O Ministério da Defesa afirma que “algumas medidas têm sido avaliadas com o intuito de reduzir o déficit das pensões militares, com a ampliação do rol de contribuintes (contribuição obrigatória inclusive por parte das próprias pensionistas) e avaliação das condições de elegibilidade”.
A pasta também cita a reforma de 2001 como parte dos “esforços impetrados pelas Forças Armadas” para a redução de gastos.
A mudança não alterou as outras possibilidades de pensão. Viúvas e viúvos de militares continuam recebendo pensão integral, assim como dependentes de até 21 anos.
Para os analistas, mesmo levando em conta as suas especificidades, a carreira militar no Brasil precisa ser repensada com urgência. “Quando mais se retardar isso, mais vamos sobrecarregar os trabalhadores da iniciativa privada com os ônus”, afirma Boucinhas.

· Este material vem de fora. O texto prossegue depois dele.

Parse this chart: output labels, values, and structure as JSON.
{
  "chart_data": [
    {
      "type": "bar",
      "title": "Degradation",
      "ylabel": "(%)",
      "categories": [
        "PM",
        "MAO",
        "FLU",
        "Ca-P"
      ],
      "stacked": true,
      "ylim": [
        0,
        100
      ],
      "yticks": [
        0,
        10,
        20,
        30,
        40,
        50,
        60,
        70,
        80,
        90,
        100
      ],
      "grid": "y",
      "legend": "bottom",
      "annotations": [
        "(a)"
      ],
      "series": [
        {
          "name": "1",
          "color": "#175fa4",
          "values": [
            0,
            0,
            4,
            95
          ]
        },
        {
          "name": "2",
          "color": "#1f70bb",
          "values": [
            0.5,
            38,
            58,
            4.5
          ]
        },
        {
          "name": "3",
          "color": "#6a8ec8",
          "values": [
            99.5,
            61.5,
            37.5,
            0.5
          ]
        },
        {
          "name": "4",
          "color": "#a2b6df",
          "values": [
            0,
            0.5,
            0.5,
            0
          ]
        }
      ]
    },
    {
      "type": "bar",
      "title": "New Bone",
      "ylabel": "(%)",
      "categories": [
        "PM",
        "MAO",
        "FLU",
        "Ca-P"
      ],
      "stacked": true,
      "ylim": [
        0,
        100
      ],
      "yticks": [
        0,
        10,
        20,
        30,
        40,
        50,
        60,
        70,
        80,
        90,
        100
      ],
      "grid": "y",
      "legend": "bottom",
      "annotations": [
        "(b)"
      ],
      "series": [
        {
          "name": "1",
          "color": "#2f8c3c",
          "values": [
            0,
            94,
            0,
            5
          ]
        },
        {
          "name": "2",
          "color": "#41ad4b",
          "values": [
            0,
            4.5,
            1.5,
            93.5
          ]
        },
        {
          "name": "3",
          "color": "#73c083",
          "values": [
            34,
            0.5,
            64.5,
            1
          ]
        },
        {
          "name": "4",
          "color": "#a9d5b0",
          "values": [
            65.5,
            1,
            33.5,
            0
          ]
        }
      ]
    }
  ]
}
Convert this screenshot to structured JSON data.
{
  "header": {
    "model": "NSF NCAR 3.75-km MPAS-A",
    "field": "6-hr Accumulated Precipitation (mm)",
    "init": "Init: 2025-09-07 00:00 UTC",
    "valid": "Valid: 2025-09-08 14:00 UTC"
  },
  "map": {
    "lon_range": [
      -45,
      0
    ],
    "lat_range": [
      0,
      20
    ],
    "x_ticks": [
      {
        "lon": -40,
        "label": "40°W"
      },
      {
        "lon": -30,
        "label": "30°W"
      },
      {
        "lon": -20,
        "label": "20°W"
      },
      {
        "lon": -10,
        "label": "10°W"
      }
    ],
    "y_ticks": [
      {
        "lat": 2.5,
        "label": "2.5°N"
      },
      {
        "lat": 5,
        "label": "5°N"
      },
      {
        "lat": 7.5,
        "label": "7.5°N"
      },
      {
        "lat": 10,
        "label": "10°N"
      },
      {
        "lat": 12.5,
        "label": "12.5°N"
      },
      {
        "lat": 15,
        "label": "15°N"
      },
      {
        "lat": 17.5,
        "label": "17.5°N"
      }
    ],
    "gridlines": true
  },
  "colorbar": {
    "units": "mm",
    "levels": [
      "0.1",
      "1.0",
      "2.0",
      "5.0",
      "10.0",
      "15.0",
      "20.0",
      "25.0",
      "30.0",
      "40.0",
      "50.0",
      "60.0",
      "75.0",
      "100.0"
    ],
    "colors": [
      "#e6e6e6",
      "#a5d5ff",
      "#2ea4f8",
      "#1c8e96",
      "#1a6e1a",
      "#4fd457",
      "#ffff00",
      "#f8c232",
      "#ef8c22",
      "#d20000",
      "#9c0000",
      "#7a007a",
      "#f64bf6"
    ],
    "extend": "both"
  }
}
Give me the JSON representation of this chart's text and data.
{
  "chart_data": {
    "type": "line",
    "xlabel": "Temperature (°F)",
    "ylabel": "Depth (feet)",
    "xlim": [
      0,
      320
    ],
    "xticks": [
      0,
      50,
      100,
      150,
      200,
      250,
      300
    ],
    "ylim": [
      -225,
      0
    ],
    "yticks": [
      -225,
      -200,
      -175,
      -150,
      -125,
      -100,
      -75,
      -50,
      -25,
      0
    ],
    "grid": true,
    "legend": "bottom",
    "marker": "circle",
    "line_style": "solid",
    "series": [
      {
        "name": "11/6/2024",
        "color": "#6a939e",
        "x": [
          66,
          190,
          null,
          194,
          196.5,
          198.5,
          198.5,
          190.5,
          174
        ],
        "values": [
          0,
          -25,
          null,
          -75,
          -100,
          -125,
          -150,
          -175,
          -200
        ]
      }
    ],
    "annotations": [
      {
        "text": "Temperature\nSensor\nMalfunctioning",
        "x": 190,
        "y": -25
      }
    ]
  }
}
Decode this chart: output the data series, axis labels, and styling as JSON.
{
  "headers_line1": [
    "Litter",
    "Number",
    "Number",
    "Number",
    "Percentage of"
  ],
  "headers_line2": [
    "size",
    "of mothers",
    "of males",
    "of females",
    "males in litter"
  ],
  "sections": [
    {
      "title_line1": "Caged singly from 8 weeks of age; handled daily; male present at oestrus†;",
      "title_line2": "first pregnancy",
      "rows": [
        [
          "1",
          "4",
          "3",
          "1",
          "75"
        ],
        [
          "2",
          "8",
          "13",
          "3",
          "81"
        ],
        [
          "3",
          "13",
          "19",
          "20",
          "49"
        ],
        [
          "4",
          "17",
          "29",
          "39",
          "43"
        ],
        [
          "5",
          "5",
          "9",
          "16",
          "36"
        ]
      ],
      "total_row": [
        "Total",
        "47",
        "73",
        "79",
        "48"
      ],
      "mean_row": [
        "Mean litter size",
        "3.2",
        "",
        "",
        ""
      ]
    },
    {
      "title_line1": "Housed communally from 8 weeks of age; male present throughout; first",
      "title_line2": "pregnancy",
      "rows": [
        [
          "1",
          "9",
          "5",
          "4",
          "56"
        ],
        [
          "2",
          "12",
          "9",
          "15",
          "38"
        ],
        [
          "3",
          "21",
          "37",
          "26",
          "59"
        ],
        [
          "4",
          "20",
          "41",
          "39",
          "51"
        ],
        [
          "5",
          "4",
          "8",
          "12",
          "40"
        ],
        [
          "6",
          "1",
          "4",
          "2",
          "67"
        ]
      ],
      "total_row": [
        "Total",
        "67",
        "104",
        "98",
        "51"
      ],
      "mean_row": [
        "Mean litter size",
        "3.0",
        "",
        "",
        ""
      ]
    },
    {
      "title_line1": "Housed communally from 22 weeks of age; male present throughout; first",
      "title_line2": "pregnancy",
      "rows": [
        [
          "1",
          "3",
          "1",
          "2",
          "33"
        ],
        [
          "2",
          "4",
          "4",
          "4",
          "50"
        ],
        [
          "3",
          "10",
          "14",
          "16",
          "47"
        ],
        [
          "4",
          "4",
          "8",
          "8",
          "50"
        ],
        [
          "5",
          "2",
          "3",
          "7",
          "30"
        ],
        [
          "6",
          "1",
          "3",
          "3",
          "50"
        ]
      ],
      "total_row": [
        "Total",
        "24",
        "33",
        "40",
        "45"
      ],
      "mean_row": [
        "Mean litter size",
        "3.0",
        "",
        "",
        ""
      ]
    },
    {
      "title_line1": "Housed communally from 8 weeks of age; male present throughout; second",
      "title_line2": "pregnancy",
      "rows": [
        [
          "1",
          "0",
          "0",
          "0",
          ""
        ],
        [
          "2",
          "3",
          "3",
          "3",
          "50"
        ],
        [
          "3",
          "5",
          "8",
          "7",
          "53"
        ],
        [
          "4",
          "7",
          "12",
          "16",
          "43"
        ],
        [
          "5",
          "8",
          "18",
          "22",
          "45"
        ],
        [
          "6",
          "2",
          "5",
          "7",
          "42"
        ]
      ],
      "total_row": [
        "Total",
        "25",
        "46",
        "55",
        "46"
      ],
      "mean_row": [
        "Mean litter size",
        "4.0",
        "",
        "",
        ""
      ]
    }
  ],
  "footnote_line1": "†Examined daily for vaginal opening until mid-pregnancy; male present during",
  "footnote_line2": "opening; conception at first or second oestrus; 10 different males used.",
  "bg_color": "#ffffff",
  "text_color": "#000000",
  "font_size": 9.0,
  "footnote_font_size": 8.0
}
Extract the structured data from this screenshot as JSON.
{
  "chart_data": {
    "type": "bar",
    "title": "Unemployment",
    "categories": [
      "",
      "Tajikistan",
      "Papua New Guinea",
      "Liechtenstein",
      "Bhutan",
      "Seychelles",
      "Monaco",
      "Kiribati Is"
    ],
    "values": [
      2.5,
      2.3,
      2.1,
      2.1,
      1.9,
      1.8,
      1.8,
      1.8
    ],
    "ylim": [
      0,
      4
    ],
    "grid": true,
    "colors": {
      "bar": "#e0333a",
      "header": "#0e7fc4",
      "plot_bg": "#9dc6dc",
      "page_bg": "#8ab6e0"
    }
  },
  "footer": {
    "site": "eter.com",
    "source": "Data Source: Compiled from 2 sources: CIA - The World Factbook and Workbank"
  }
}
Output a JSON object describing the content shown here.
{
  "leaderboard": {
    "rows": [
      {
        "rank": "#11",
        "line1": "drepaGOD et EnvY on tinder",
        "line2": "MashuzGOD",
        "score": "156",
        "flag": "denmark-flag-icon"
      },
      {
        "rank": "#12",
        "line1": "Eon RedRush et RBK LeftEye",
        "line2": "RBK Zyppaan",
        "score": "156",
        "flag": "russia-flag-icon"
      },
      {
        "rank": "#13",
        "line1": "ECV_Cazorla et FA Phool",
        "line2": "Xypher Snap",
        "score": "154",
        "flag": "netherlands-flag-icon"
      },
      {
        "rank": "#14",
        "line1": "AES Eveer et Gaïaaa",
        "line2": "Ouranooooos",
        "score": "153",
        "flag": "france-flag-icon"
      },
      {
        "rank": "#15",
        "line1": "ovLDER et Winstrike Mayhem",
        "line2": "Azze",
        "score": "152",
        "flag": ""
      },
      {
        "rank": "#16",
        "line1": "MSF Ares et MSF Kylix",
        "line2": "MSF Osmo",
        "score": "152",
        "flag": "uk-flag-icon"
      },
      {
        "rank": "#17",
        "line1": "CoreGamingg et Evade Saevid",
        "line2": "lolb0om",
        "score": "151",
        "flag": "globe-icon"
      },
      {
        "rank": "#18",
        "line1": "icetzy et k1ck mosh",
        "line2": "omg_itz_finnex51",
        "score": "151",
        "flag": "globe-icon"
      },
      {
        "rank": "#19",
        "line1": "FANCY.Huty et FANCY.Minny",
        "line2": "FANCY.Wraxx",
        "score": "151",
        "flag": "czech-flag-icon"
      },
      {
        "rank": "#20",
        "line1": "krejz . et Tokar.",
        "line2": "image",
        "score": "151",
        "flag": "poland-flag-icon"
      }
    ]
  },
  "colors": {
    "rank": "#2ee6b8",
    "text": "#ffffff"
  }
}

“Como dizia o (um dos criadores do Plano Real) Gustavo Franco, todo privilégio vira imposto.”
Segundo o ministério, a falta de direitos remuneratórios (como o FGTS) “rende anualmente à União uma economia da ordem de R$ 23 bilhões, valor equivalente às despesas com militares inativos. Em outras palavras, significa dizer que a economia gerada pela ausência de direitos remuneratórios para os militares ativos em serviço é transferida para o pagamento de inativos.”
Apesar de afirmar que o sistema atualmente é “autossustentável”, o Ministério da Defesa diz que “tem conduzido estudos no intuito de aperfeiçoar o Sistema de Proteção Social dos Militares, visando, no que couber, a redução de gastos, sem provocar danos colaterais que possam comprometer o cumprimento da missão constitucional das Forças Armadas”.
No entanto, não há uma data para seu envio ao Congresso. “Os estudos já estão em fase bem avançada, porém, em função da complexidade e a constante evolução dos acontecimentos, não podem ser entendidos como um produto acabado”, afirma o ministério.